C. D. BARRON
3 POEMS & A LETTER
oOo
THE PALM
"Nevertheless the truth that is in the intellect, some is simple and some is complex."
Joseph Delmedigo, 1629
A star-fish
suckered with hope
as a garden postponed
A helmet of shady thoughts
for an artist's hand splayed
brittle as bread-sticks
A hallowed mountain
feathered with eyelashes
as a lost piece of puzzle
A fragment of moss
on which sits an angel
waving a periwinkle
A sealed fountain self-effaced
a broken bell upturned
holding seventy paradoxes
A palm at the end of the mind
beyond bitter waters
and a desert of moon
[2009/11]
oOo
NEW MOON/Aspasia of the Archway
Self reflection
is the praxis of hypostatic unity
trinity in foil
res before convexity
finding your arche become
more knowing than epochal being
Beautiful you say
now shut up
and let the order begin
in wirkel
in gedichte
in principium
Only without principle can we properly live
self complacency our best hope
syllogisms full of bellis and systematic abuse
bending in haecceity catoptric for life
luteo scorpio this iron stillness is like hell
father fear the enemy in dwelling
[9/1/00/11]
oOo
POSHLOST
"before us the future looms dark, and that we can scarcely...."
Gogol, Dead Souls
Birds
fly through water
like silver
in transaction
whether this be deep
or the half life
is not the question
A half moon
like horns on the head
makes for better sacrifice
than the horizon of Marduk
his slavish destruction of chaos
causes us to forget cuppeity
and the filial tussle with quintessence
[2/'11]
oOo
CORRESPONDENCE :
Thoughts arising from a reading of Kris Hemensley article on Grossinger: -
Basically I hold to the anarchist's tenet, that we are best not to be overly-concerned with endings as to do so is to be purloined by "means". Rather concentrate on the paradoxes and interactions of our times beyond solution. Perhaps the Homeric encounter with Calypso speaks best, where one sought, whether reasonably or unreasonably, release from specific mystification for a better journeying. Interestingly, the release was only made possible by Hermes, the mercurial one. For some the vessel of journey may itself bear the veiling name, as with Cousteau, the deep sea explorer: for for some there is no release, life is forever mystery, as with a mirroring sea. In contrast the seduction of the portal accepts some pre-existant framing which may or may not prove useful. Indeed a port-hole as opposed to a starboard hole, would surely have direct linkage with left brain/right brain posturing, which is where I come undone.
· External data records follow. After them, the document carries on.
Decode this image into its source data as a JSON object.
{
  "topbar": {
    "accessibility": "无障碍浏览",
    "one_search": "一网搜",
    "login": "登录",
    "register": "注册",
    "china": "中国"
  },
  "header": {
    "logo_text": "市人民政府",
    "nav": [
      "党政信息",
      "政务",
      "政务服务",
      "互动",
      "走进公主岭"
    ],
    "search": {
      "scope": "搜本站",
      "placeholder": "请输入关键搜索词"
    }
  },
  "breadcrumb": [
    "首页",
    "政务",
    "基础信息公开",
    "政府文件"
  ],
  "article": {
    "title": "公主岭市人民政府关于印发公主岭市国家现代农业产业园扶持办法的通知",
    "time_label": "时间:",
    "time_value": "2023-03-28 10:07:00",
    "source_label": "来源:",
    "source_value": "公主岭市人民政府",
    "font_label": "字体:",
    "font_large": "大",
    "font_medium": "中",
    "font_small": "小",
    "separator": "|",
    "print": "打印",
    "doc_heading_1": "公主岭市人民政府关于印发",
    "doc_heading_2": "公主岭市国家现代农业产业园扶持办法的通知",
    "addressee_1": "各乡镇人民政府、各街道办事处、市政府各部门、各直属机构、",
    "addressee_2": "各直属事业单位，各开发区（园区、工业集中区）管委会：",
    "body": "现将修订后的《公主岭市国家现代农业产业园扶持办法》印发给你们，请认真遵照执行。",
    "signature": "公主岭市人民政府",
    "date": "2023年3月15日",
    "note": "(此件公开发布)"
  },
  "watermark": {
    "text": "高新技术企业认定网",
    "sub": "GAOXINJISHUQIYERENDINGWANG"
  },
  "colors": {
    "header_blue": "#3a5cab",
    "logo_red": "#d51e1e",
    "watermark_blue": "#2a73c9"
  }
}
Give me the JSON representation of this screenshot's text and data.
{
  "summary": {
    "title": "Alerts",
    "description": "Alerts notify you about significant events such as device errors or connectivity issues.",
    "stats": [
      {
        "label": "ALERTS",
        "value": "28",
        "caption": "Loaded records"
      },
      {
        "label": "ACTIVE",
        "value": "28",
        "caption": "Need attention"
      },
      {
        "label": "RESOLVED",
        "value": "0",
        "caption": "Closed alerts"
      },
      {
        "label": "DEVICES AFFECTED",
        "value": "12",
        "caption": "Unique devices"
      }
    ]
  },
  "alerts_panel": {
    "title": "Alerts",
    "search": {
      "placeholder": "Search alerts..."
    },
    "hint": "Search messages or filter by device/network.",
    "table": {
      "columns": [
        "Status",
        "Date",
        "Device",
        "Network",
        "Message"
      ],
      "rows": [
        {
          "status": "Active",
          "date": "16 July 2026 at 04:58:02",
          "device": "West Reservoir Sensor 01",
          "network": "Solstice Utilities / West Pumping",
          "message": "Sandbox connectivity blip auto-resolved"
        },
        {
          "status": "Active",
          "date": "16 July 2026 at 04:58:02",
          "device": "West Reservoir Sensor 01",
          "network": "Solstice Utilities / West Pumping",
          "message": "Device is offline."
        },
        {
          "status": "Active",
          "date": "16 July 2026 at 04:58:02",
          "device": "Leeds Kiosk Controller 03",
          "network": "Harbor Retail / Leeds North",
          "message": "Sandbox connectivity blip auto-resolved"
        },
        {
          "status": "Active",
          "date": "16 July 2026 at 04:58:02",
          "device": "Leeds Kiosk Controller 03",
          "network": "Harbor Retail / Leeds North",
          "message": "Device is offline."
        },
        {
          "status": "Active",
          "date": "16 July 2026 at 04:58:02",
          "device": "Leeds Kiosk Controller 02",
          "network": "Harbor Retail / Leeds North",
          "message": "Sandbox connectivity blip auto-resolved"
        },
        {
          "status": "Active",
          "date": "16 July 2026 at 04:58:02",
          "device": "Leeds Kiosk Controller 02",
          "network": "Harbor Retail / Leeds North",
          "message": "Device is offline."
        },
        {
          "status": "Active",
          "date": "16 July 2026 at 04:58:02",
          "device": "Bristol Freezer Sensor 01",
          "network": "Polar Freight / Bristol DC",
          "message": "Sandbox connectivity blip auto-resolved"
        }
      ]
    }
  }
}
Goethe's "gross natural array" has long been seen as obdurate, and it may or may not have something to do with politics. I haven't read Williams' "Kora in Hell" but would be most interested, as formative work usually holds some germ that is enlightening. The present re-appraisal of Goethe's criticisms of Newton I find fascinating. But God forbid some elected or unelected ecclesia have power to declare one or other invalid. We would do well to preserve the Manichees and their unmediated black and white, at the same time, wisely and yet with relish, explore outside possibilities while we have the chance. Why should one exclude the other? Thank goodness for pamphlets and blogs which give rise to dialogue, to disclose, to explore, to express unwillingness to have wool pulled over our eyes, however charmingly . Yet the poet is not always sooth-sayer. I believe, perhaps you think wrongly, that his training should be sufficient to allow him to express untruth with positive outcome. This may be to launch again the good ship Calypso, and furthermore to pit poetry against reason for yet another season. It may possibly even force the composers of music into their diatonic vs chromatic camps again.
[22-1-11]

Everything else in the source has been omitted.